Hmmm…So that was what I just saw.


So basically, the major themes are “Who wants to be a Samurai?” and “feudal Japanese countryside,” which some have said is only a minor theme, but I say it’s major. Yes, I suppose there are some pretty exquisite stills in the special features, but at times the choreography seems haphazard (even natural) instead of carefully crafted and labored over. Sounds like someone had a case of the lazies to me. In 7 Samurais, Toshire Mifune rages and stumbles madly, whereas the characters in Ugetsu just sort of flop around or don’t move at all. 


Let me consult the insert notes, again.


Hmmm…yes, I suppose I do care about the characters in Ugetsu and what’s going to happen, it’s just that Mizo—wait—Miso—Mizoguchi? seems far too patient and not at all interested in taking advantage of my willingness to be manipulated, to have my sense of anticipation abused and my ability to tolerate suspense pushed to its limitations. Ah but it’s quite another story with Kurosawa’s 7 Samurais where any two people who are about to duel will stand around for quite some time actually leading up to it. A technique, which I might add, would allow Leone to do the same thing in all those westerns. And those had Clint Eastwood! Now that’s what I call influential.

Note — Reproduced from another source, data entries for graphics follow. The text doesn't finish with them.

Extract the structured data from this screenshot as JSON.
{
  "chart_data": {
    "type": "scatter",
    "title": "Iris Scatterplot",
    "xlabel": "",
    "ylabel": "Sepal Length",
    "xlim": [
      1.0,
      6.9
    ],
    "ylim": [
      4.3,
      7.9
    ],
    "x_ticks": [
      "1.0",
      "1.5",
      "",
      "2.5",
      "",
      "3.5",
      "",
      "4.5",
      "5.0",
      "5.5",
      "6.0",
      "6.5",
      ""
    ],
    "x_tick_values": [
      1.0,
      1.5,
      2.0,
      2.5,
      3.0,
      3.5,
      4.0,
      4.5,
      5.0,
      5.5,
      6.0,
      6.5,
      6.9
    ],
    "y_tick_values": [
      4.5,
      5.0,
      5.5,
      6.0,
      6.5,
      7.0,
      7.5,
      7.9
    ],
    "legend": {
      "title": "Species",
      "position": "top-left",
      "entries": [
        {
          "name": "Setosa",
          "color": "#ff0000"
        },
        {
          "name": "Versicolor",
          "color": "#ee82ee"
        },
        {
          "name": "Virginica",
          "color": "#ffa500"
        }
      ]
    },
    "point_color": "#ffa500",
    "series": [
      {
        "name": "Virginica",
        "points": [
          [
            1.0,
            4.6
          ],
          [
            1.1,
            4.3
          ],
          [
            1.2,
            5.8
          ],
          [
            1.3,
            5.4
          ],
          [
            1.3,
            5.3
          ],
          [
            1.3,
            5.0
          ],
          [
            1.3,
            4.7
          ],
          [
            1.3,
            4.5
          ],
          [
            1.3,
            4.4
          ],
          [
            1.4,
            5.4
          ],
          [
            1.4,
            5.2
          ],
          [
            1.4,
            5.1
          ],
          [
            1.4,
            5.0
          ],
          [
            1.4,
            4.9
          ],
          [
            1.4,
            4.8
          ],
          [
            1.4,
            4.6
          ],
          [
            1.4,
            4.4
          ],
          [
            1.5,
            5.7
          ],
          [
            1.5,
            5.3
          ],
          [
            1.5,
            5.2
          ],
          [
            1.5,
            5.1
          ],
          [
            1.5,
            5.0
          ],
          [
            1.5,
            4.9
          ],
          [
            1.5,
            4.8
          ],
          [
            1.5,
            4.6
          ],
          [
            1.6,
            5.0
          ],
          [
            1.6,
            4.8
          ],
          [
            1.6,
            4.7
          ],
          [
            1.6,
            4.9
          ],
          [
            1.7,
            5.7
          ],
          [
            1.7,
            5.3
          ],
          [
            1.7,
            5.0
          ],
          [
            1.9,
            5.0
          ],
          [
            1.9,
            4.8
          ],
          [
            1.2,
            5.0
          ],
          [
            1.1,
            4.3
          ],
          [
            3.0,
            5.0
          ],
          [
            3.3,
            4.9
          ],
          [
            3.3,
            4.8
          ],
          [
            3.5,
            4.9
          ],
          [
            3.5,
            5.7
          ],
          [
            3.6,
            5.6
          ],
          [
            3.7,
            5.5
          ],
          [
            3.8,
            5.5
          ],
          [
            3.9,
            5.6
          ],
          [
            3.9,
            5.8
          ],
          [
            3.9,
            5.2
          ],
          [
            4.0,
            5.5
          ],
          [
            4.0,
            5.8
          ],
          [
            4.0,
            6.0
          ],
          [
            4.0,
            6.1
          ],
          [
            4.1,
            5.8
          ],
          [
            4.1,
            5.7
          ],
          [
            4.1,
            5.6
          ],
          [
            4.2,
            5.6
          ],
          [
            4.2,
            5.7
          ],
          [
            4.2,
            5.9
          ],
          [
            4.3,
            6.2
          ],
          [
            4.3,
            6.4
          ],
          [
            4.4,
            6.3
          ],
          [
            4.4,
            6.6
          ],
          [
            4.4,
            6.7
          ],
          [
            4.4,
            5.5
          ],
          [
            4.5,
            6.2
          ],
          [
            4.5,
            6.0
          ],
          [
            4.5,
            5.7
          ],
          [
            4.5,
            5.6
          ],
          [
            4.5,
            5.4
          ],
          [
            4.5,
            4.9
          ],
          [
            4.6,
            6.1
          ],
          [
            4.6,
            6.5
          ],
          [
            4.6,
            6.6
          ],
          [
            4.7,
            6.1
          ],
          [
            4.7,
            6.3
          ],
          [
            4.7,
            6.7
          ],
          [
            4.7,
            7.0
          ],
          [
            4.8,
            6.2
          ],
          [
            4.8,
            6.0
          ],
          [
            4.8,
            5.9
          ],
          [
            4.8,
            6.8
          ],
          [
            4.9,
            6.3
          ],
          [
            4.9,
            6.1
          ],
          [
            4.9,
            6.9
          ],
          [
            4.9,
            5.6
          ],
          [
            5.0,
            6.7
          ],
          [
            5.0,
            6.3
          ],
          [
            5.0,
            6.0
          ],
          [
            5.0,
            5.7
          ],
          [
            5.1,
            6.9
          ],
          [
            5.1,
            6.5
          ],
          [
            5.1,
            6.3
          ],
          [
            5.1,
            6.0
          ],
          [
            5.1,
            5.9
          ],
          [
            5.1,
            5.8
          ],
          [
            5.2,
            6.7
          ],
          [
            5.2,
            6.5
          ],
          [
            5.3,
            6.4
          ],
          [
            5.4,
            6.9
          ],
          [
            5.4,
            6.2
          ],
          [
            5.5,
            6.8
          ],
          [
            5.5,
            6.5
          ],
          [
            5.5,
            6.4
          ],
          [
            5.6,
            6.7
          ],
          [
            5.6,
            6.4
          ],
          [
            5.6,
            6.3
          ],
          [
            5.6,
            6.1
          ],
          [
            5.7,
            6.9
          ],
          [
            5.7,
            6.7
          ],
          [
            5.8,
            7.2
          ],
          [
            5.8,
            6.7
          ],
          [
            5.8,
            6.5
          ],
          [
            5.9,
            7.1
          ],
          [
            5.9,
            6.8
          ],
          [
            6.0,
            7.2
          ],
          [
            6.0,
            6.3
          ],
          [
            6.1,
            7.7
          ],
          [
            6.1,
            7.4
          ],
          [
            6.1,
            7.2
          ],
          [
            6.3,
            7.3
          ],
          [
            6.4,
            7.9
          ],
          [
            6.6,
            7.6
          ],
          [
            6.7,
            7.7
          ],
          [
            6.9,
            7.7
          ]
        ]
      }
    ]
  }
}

In Kobayashi’s Kwaidan, as Hoichi (The Earless) is lead to play a concert for the ghosts, hot damn if you can’t wait to see them—the ghosts I mean—what with all that off-screen buildup and eiry (eeiri?—how do you spell) howling noises. And what about when that brash young lord rides horse clickity clickity shooting those targets, haunted by thoughts of his wife? I was sweating something awful, sure he was going to fire one of those arrows straight into one of the judges. And worst of all, it’s like, sometimes they (the Ugetsu people)  didn’t even bother to have everything on sets. It’s like they just went outside and filmed stuff, right there, outside! Man, please. Show a little respect. People have to earn a living you know, set builders I mean. Spend some Yuan. Tight wads, is what we used to call people like that.

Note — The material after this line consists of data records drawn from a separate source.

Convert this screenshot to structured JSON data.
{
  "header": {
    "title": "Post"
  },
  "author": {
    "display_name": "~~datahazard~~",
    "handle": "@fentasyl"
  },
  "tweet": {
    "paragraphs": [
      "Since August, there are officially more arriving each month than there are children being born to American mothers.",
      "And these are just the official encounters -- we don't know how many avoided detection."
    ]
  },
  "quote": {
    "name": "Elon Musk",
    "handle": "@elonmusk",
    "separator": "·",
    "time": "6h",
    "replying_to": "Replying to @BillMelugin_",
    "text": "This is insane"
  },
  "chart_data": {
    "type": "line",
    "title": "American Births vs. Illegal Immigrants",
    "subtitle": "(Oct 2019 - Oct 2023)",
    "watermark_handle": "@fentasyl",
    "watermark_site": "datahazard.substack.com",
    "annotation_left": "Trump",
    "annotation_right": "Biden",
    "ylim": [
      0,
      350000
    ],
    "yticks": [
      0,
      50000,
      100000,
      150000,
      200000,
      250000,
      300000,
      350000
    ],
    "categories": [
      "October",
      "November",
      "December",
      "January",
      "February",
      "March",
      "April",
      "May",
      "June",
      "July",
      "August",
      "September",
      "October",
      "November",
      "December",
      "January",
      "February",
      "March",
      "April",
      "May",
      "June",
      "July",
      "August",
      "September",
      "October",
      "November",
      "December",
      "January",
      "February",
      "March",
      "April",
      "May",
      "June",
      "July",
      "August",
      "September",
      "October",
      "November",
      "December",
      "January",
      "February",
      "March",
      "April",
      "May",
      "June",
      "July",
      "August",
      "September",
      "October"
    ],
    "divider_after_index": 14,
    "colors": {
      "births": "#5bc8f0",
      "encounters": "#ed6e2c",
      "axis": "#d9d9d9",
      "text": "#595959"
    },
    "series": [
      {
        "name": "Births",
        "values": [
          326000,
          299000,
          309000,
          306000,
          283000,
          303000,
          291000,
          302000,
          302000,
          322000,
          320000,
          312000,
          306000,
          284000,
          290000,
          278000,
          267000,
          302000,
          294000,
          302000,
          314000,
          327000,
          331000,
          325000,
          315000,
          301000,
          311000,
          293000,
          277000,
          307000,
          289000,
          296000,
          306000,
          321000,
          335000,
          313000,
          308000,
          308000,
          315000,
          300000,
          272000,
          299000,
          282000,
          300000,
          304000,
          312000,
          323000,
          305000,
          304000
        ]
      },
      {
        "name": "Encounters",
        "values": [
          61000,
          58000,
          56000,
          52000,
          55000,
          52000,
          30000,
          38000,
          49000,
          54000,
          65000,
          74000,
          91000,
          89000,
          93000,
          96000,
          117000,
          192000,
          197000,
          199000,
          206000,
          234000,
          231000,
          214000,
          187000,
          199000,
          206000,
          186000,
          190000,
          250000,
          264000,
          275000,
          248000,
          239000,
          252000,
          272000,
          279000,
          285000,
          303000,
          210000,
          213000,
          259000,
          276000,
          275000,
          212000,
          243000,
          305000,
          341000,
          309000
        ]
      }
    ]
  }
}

Someone else may come along and say those things are not desirable, heavy handed, gimmicky even. Better to stand back and let the story tell itself—big long peasant stories cannot be rushed. Not every film has to have  intense close-ups of monomaniacal sneers and eyebrow raises. Bunch of pussies. Don’t listen to them.


Criterion, please get off your ass and give me a reason.